The coronavirus pandemic dug its claws into pretty much every facet of the nation’s economy in 2020 and is still having its impacts in 2021.
One of the hardest-hit industries in Indiana by the pandemic was the food sector, according to a study from Purdue University. The report shows the state’s agricultural sectors, whether it be in corn, soybeans, livestock, etc., lost a combined $500 million.
“People need to know that COVID was very costly for agricultural producers, but we learned a lot,” said Jayson Lusk who co-authored the report to Inside Indiana Business. “I think there are some real opportunities going forward for Indiana, Indiana is investing a lot in innovation in agriculture.”
Lusk is the head of the Agricultural Economics Department at Purdue University. In his report he said even though demand for food and supplies spiked among consumers at grocery stores, a lot of the hardship stemmed from mandatory government shutdowns of in-person dining restaurants.
“The government-mandated closure of foodservice establishments for in-person dining caused substantial food supply chain disruption,” the report said. “The sudden loss of an entire channel caused significant production, inventory and packaging disruption for an industry whose products are often highly perishable.”
Perishable items such as meat.
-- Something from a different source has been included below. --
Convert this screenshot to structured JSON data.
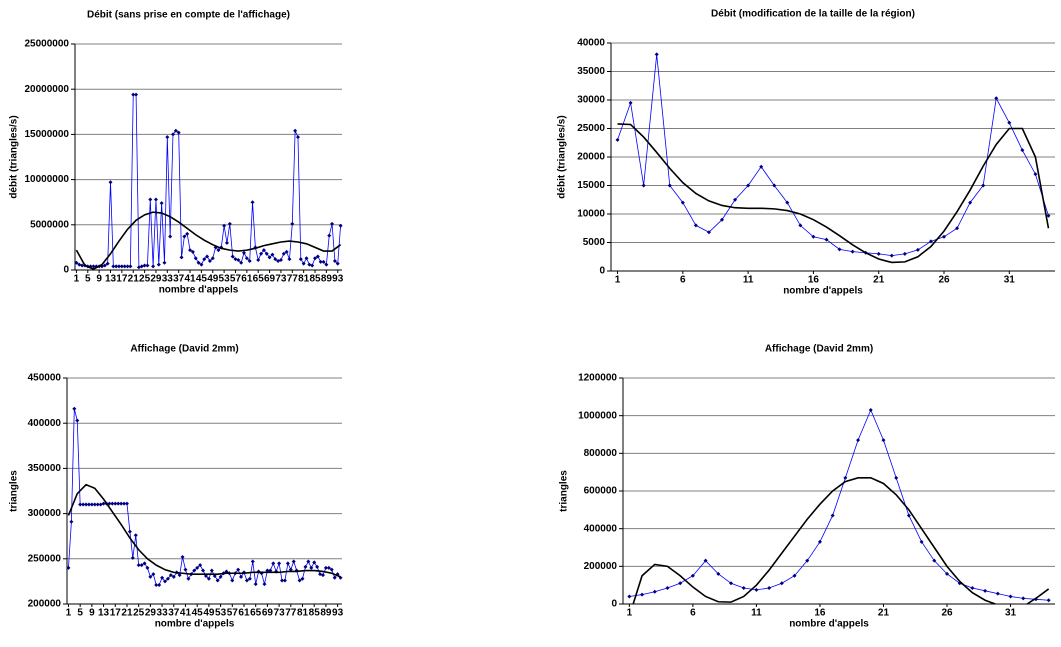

Lusk said a food sector hit particularly hard was pork as processors, such as Tyson Fresh Meats, weathered the sharp decline in demand from restaurants and the fact they had a large outbreak of the virus among workers at its plant in Logansport.
Still, the largest impact from a financial standpoint was on corn with corn producers losing “between $165 and $370 million in estimated losses due to shifts in demand and the resulting corn price impacts.”
The report said corn prices fell drastically as demand fell because of the temporary closure of ethanol plants at the height of the pandemic and farmers requiring less corn to feed livestock since they were tending less livestock because of the decline in demand for their meat.
Lusk said a lot resounding theme behind all of it is that the food sector in Indiana needs to collaborate better in the event a global event such as a pandemic happens again.
“Every one of those products has a supply chain. And they’re interconnected in different ways,” Lusk said. “Preparation for future kinds of disruptions (is key), and the next one won’t be the same as the last, to help make a supply chain that’s a little more resilient.”